En 1994, au moment de sortir le dernier film de sa trilogie Européenne, Kieslowski est sans doute épuisé: il vient, depuis 1987, de sortir pas moins de 14 films, dont cinq sous le format de long métrage, et a été le centre de l'attention cinématographique, en France mais aussi à l'étranger. Les festivals se le sont arraché, il est consacré grâce au Décalogue, à La double vie de Véronique vu et apprécié un peu partout, et presque muséifié grâce à une triplette extravagante... Mais il y a des ombres au tableau. Comme Pedro Almodovar ces derniers temps, Kieslowski ne recueille pas à Cannes la symbolique mais convoitée Palme d'or pour Rouge. Trop attendue? Peu importe. En tout cas, il annonce un peu partout qu'il ne fera plus de cinéma, et de fait tiendra parole puisqu'il décédera deux ans plus tard; trop tôt, cela va sans dire... Aujourd'hui, la trilogie est sans doute son oeuvre la plus "grand public", la plus connue, et la plus diffusée. Et les trois films ultimes de ce créateur obsédé par les séries (Le hasard et ses multiples possibilités, le Décalogue et ses dix films, ou encore la Double vie de Weronika et Véronique...) sont aussi bien visible comme des films indépendants les uns des autres que comme trois parties d'un tout.

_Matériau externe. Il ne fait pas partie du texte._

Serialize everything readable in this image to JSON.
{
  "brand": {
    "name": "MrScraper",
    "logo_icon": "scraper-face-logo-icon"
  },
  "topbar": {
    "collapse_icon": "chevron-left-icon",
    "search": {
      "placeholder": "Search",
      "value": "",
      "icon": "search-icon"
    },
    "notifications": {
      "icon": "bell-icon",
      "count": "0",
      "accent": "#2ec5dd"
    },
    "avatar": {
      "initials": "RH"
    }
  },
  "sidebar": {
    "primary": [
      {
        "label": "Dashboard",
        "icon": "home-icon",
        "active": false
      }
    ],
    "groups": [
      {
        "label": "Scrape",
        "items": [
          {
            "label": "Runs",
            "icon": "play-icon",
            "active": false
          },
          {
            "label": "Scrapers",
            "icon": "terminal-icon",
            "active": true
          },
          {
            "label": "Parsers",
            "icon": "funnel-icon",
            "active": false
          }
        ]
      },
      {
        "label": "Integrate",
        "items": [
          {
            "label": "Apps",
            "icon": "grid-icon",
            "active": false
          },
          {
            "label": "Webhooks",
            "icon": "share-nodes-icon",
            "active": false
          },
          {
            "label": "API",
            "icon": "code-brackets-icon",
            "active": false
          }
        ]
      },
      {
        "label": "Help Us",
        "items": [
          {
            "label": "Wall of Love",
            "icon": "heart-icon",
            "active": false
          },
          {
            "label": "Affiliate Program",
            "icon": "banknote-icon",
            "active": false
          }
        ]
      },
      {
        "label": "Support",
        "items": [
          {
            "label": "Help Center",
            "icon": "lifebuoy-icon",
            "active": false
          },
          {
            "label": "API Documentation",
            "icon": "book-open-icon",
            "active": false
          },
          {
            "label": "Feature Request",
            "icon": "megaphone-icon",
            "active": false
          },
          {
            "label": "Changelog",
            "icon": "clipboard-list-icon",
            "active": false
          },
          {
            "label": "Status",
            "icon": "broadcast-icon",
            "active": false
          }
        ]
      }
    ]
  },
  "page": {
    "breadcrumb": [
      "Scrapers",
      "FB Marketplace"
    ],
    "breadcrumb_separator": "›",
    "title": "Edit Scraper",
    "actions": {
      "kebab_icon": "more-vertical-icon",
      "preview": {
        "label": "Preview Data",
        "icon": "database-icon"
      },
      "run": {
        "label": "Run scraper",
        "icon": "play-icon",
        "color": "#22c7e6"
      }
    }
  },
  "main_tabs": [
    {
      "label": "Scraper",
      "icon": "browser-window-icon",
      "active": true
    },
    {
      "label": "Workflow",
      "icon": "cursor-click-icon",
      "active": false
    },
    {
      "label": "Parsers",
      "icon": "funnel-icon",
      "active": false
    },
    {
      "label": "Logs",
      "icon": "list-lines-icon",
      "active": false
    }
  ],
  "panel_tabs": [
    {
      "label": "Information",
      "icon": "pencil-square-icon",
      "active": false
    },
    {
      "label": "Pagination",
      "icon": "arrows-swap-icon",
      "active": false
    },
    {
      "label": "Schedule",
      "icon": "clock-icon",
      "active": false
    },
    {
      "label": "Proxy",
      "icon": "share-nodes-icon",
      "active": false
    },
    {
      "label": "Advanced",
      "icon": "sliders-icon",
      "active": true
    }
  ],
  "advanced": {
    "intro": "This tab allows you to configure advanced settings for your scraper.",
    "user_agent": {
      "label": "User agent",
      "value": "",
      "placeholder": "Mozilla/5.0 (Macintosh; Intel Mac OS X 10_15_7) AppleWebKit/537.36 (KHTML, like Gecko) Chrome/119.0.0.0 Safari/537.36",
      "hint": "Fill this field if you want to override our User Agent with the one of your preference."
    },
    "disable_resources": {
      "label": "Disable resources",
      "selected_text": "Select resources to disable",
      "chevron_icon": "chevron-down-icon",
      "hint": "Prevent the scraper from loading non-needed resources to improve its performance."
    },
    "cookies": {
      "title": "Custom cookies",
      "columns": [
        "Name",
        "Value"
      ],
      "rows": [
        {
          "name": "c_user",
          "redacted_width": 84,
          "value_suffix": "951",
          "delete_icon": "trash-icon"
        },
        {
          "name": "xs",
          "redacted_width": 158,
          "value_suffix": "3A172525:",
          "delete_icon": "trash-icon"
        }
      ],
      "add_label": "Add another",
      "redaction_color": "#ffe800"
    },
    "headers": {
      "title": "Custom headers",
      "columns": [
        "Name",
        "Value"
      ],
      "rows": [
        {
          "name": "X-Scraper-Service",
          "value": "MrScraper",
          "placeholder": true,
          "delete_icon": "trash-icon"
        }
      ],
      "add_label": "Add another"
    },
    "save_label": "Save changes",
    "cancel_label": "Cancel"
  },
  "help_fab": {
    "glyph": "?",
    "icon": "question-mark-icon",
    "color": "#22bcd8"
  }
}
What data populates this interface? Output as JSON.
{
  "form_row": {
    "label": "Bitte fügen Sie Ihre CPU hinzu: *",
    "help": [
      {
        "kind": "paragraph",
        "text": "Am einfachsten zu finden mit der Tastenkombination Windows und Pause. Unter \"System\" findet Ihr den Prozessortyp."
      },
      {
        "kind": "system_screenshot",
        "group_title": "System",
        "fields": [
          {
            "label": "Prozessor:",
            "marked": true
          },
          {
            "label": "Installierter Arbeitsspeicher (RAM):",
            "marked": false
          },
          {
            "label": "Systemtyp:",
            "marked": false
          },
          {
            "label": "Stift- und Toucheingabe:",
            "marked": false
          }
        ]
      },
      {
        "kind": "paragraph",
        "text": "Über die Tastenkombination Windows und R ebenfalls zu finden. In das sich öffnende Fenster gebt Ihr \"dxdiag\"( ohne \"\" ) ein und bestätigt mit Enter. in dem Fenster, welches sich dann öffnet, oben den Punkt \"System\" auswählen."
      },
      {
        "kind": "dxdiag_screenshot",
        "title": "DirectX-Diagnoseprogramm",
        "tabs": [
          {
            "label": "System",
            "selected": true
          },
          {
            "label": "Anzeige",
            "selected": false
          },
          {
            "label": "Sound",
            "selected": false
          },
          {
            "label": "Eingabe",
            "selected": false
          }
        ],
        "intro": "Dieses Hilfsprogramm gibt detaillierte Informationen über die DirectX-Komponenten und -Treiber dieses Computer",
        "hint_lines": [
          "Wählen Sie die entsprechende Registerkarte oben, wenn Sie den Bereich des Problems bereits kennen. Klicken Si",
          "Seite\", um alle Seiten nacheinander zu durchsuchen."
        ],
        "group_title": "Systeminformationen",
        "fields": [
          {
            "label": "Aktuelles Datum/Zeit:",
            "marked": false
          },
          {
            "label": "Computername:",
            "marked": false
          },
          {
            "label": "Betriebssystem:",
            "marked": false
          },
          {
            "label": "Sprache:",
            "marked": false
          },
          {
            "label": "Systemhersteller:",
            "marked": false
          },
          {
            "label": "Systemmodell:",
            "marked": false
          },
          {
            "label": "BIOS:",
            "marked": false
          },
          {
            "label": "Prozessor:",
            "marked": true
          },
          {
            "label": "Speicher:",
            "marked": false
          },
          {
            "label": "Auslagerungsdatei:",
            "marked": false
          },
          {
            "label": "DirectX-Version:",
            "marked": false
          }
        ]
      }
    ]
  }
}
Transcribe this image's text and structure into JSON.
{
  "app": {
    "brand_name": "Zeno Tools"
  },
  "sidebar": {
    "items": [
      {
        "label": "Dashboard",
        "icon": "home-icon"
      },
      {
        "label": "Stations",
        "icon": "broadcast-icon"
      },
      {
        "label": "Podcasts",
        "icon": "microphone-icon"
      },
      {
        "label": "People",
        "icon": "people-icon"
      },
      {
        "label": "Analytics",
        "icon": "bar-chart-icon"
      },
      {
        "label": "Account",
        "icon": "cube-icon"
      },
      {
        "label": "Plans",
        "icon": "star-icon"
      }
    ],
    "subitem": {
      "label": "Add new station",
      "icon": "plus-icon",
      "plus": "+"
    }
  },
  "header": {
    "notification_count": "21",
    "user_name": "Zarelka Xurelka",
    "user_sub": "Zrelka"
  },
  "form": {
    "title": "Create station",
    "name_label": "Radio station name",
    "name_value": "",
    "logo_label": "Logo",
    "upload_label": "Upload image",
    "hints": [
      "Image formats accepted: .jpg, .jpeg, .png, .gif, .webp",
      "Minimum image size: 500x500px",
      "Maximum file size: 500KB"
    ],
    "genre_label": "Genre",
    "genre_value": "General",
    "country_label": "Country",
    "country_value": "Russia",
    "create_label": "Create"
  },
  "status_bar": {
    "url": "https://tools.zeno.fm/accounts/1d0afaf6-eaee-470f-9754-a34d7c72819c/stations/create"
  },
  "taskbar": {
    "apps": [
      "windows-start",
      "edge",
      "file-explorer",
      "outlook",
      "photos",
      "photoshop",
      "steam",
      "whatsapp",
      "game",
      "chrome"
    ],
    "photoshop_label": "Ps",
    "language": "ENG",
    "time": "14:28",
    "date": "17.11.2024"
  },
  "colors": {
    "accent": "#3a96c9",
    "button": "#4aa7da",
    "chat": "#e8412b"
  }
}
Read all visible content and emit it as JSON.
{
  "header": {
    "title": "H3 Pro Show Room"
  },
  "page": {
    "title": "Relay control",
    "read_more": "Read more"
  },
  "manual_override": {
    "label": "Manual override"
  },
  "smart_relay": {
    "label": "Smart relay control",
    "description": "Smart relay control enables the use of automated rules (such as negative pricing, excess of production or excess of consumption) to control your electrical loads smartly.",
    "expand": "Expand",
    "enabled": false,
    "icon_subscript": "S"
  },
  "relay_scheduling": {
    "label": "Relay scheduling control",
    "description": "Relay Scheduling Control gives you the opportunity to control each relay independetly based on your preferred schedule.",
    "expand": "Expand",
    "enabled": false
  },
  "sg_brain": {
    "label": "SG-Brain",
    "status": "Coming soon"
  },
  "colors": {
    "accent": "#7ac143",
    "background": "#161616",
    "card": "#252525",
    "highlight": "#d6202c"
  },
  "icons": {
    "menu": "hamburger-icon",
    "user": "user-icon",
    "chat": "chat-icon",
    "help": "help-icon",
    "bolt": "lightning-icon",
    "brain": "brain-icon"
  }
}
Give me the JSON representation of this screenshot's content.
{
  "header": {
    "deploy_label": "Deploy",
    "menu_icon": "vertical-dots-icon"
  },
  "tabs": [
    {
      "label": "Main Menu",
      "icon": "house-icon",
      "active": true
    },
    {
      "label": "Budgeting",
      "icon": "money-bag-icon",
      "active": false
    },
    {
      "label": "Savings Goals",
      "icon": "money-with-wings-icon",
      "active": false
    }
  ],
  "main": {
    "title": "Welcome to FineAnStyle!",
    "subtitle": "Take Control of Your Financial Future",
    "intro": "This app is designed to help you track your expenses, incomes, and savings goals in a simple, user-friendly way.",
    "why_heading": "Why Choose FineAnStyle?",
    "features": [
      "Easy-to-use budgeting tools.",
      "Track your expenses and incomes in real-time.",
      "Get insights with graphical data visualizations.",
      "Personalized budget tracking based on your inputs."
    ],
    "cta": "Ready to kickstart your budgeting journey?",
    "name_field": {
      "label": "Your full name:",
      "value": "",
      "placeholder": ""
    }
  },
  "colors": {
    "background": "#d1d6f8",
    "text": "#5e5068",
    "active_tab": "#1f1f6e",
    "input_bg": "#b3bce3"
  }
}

A l'origine, Krzysztof Piesewicz son co-scénariste et Kieslowski ont basé leur idée initiale sur une erreur naïve: ils attribuent aux couleurs du drapeau Français des associations avec les trois concepts de liberté, égalité et fraternité, et se lancent donc dans trois scénarios basés sur ces concepts. Le producteur Marin Karmitz les a éclairés sur cette erreur, mais les a aussi laissé faire. Si chacun des films peut donc être visible en toute indépendance, ils ont été tournés sur quinze mois en une seule traite, par ordre d'arrivée. Ils ont aussi un grand nombre de points communs, tant conceptuels que structurels: un début sous forme de mouvement, une fin qui tourne autour d'un motif, un des personnages qui pleure, face à une vitre ou un obstacle, à l'issue d'un changement drastique, ou d'une épiphanie; trois héroïnes, aussi: Juliette Binoche, Julie Delpy et Irène Jacob, la muse de La double vie de Véronique. Et sinon, Zbigniew Preisner revient à la composition, comme toujours depuis Sans fin en 1985... Mais les trois films auront aussi des spécificités: Slawomir Idziak est le directeur de la photo de Bleu, Edward Klosinski celui de Blanc et enfin Piotr Sobocinski celui de Rouge: Kieslowski renoue ainsi avec la tradition du Décalogue dont neuf directeurs de la photographies assurent les images... Compte tenu des délais, deux monteurs assureront le travail: Jacques Witta pour Bleu et Rouge, et Ursula Lesziak pour Blanc. Pour ce dernier film, tourné en majorité en Polonais, il importait sans doute à Kieslowski de s'assurer la collaboration d'un monteur qui connaisse la langue... et donc, dernier point de divergence entre les films, Bleu a été tourné en France, notamment à Paris, Blanc a Paris et en Pologne, surtout à Varsovie, et Rouge à Genève pour la plus grande partie...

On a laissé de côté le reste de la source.